Seems a benevolent universe would somehow account for random bloody horrors by rewarding the victims with everlasting life in some yet unknown form that somehow preserves our consciousness in some meaningful, everlasting way.
In other words, if someone murders you in cold blood, your revenge would actually be living well….in another form…in a different universe.
What about the murderer, shouldn’t they be excluded from this nirvana as a punishment for their crime?
The answer is…it doesn’t matter.
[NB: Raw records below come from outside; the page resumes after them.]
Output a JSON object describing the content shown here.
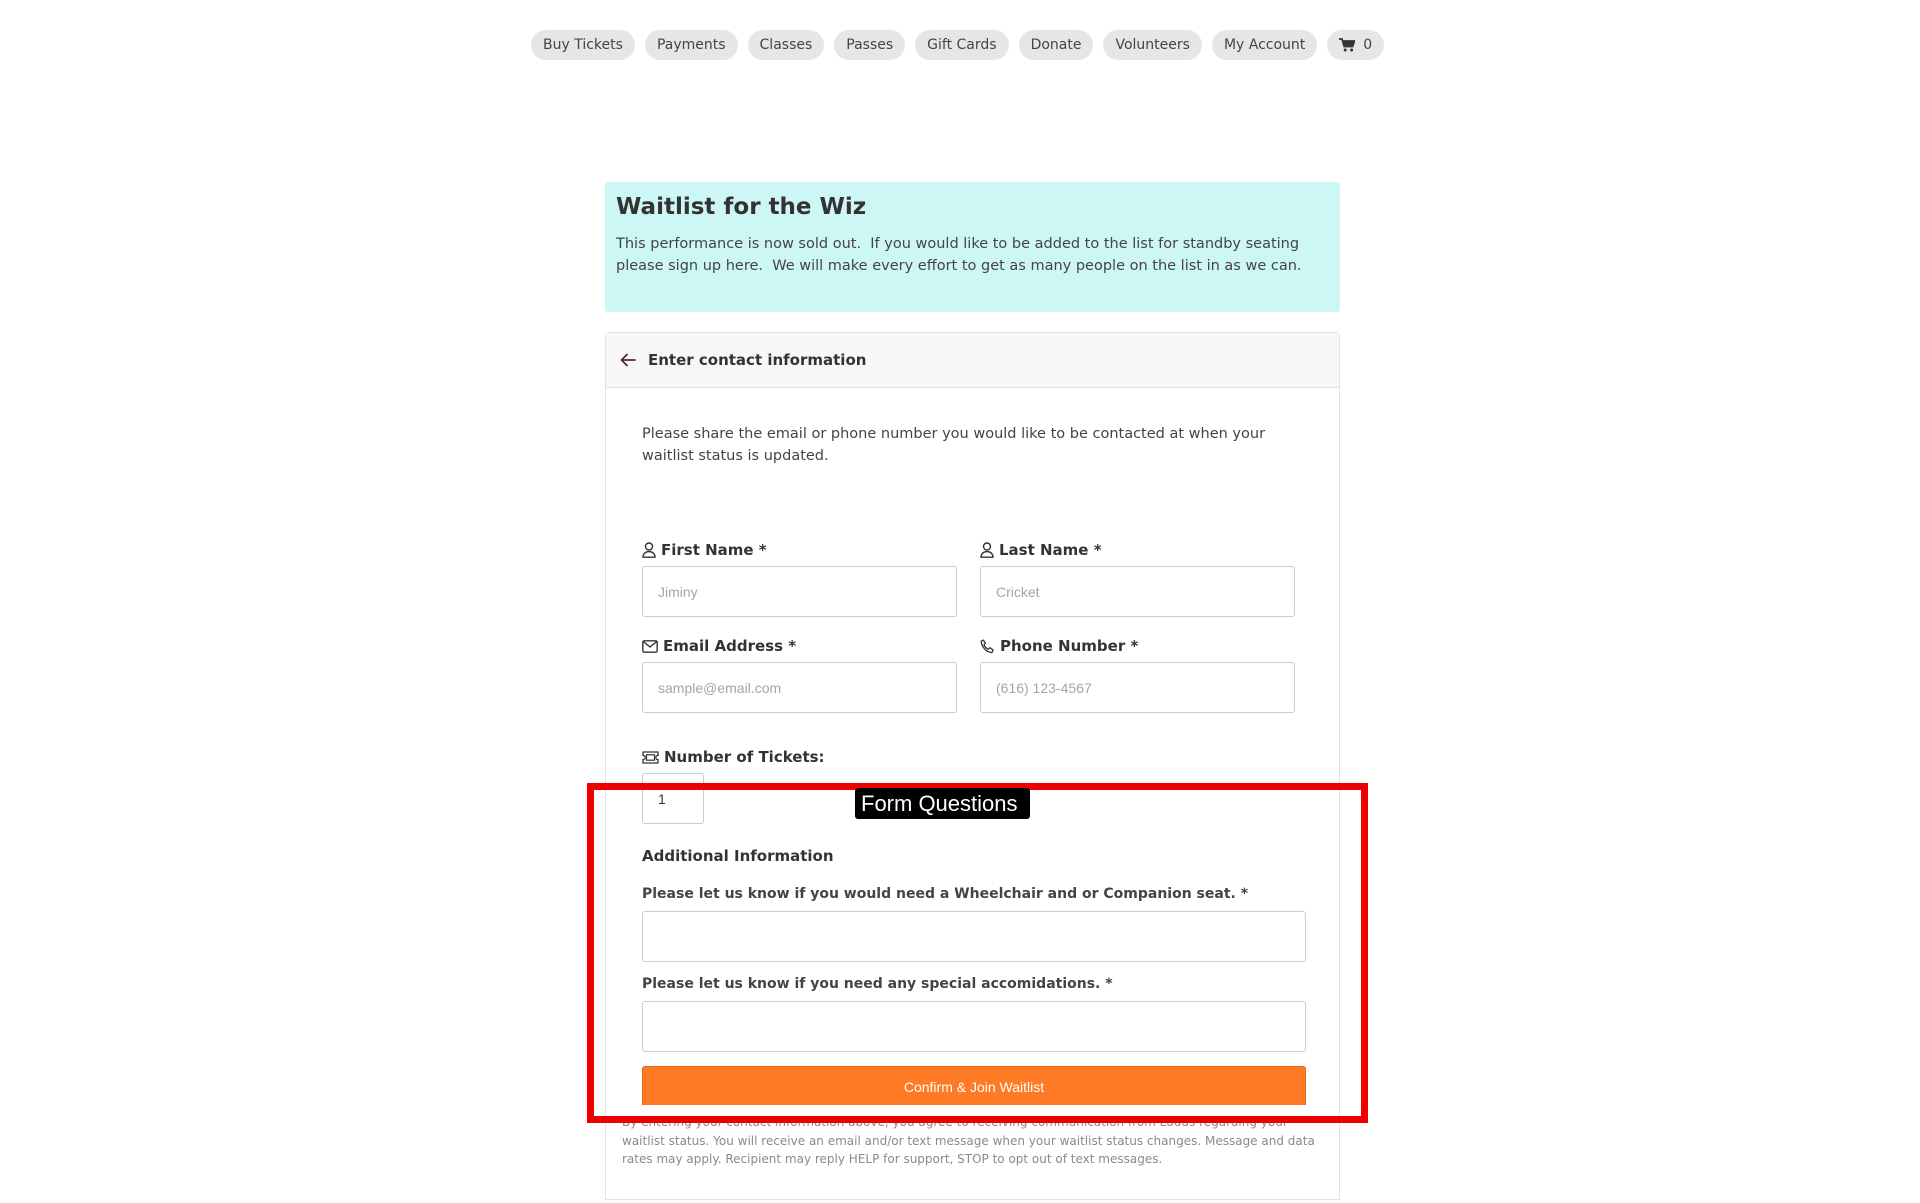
{
  "nav": {
    "items": [
      {
        "label": "Buy Tickets"
      },
      {
        "label": "Payments"
      },
      {
        "label": "Classes"
      },
      {
        "label": "Passes"
      },
      {
        "label": "Gift Cards"
      },
      {
        "label": "Donate"
      },
      {
        "label": "Volunteers"
      },
      {
        "label": "My Account"
      }
    ],
    "cart": {
      "icon": "cart-icon",
      "count": "0"
    }
  },
  "info": {
    "title": "Waitlist for the Wiz",
    "text": "This performance is now sold out.  If you would like to be added to the list for standby seating please sign up here.  We will make every effort to get as many people on the list in as we can."
  },
  "card": {
    "header": {
      "back_icon": "arrow-left-icon",
      "title": "Enter contact information"
    },
    "intro": "Please share the email or phone number you would like to be contacted at when your waitlist status is updated.",
    "fields": {
      "first_name": {
        "icon": "user-icon",
        "label": "First Name *",
        "placeholder": "Jiminy",
        "value": ""
      },
      "last_name": {
        "icon": "user-icon",
        "label": "Last Name *",
        "placeholder": "Cricket",
        "value": ""
      },
      "email": {
        "icon": "envelope-icon",
        "label": "Email Address *",
        "placeholder": "sample@email.com",
        "value": ""
      },
      "phone": {
        "icon": "phone-icon",
        "label": "Phone Number *",
        "placeholder": "(616) 123-4567",
        "value": ""
      },
      "tickets": {
        "icon": "ticket-icon",
        "label": "Number of Tickets:",
        "value": "1"
      }
    },
    "additional": {
      "title": "Additional Information",
      "questions": [
        {
          "label": "Please let us know if you would need a Wheelchair and or Companion seat. *",
          "value": ""
        },
        {
          "label": "Please let us know if you need any special accomidations. *",
          "value": ""
        }
      ]
    },
    "submit_label": "Confirm & Join Waitlist",
    "footer_note": "By entering your contact information above, you agree to receiving communication from Ludus regarding your waitlist status. You will receive an email and/or text message when your waitlist status changes. Message and data rates may apply. Recipient may reply HELP for support, STOP to opt out of text messages."
  },
  "annotation": {
    "label": "Form Questions",
    "color": "#ee0000"
  },
  "colors": {
    "accent_button": "#ff7a24",
    "info_background": "#cdf7f4"
  }
}
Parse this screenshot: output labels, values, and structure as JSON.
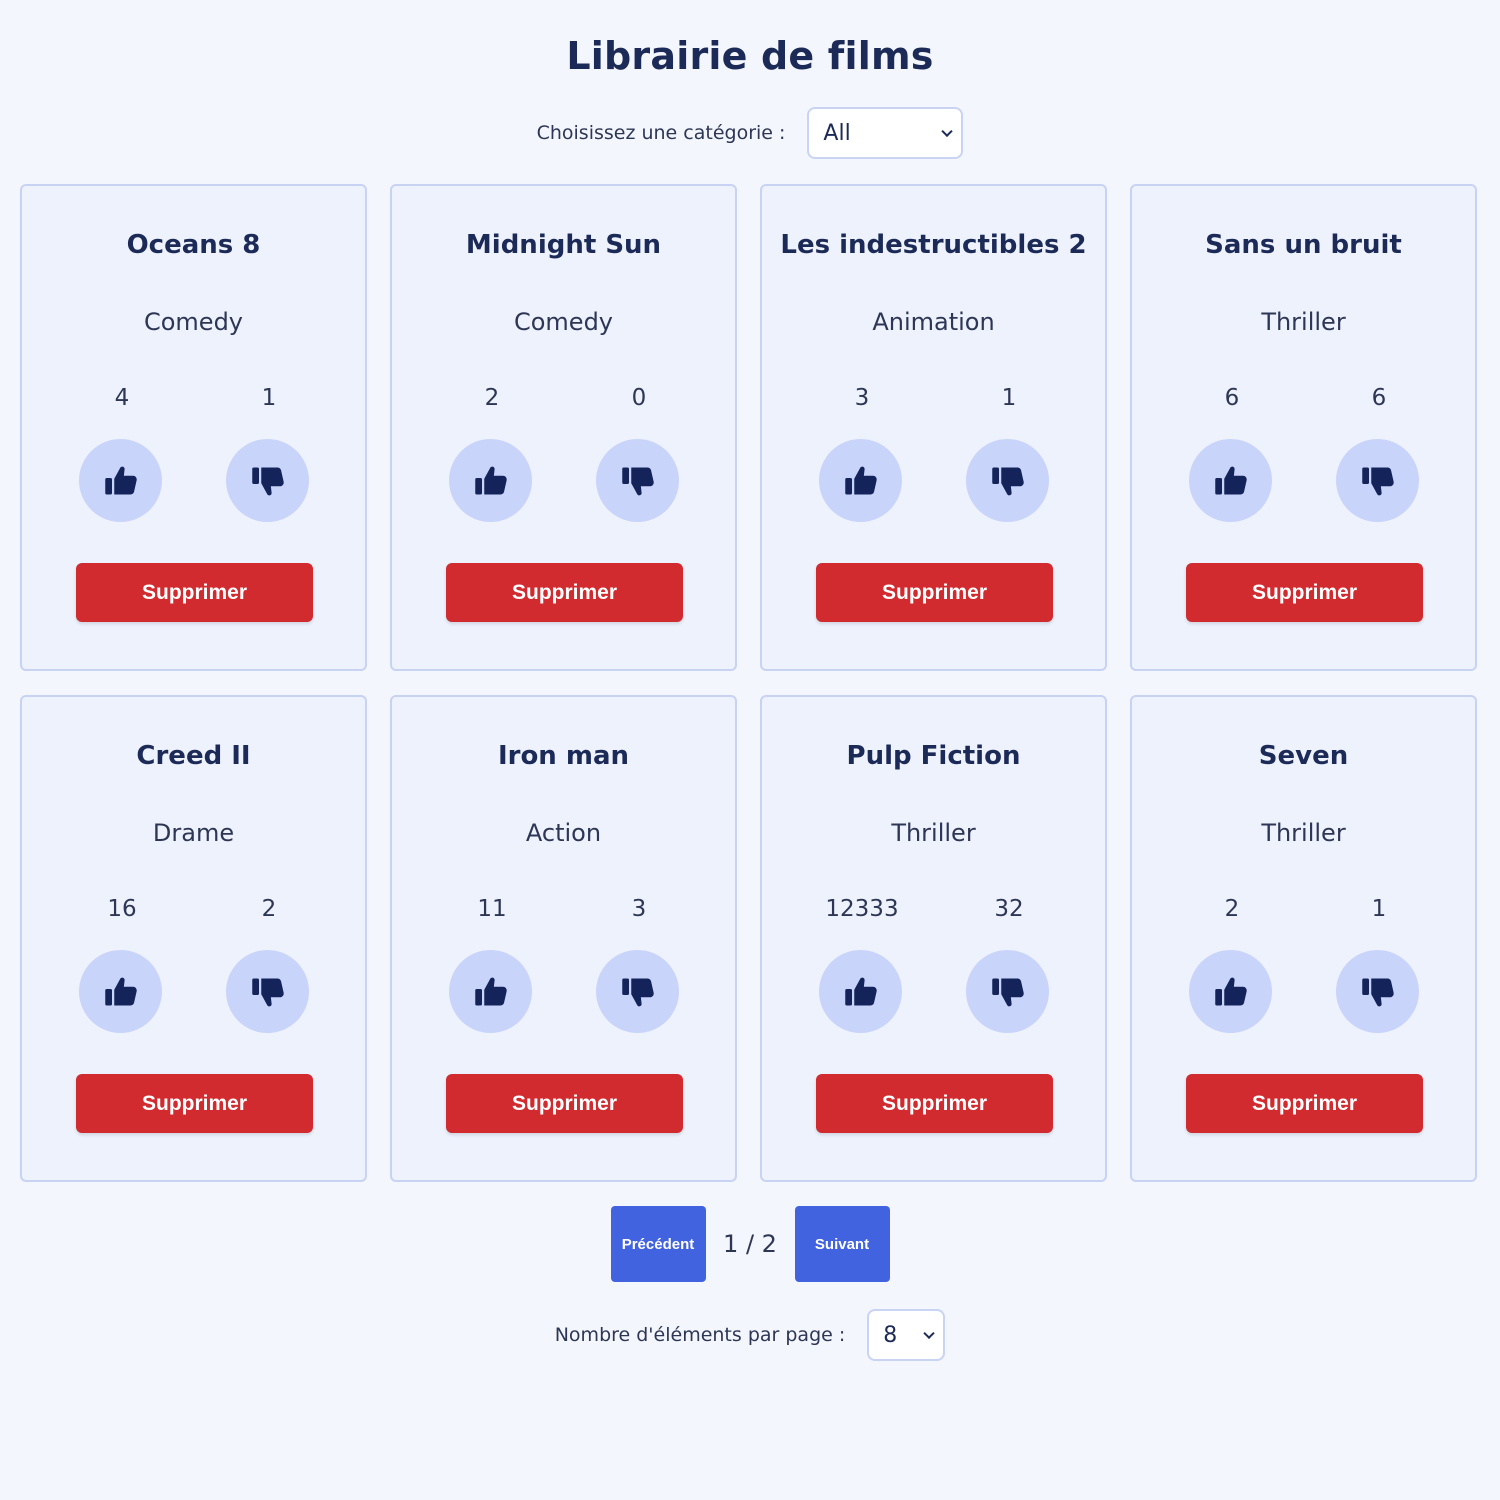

When we die, we’ll no longer exist in a world of letters, sounds, words, gestures, and physical pleasure or pain of any kind…we’ll experience the “world” through nonverbal, nonbiological, nonlinear bursts of emotion, feelings, and unimaginable peace and euphoria.
We will have already left our bodies….what will survive is that little voice in our head that narrates our days, cheers us up when we’re down, and sometimes gets confused and corrupted by physical or mental illness or suffering. That inner voice, our true self, knows it exists in a form we can’t understand but can envision….and feel.
Many of us live wonderfully long lives on earth with minimal misery; others face insurmountable obstacles and, against all odds, survive, and ultimately thrive.
For the fortunate, heaven may simply be a continuation of their earthly existence — screened pools, grilled meats, fun restaurants, big-screen movies, friends, family, and some romance here and there. Oh….and an occasional corn beef and tongue sandwich, sliced thin, with a little Guldens.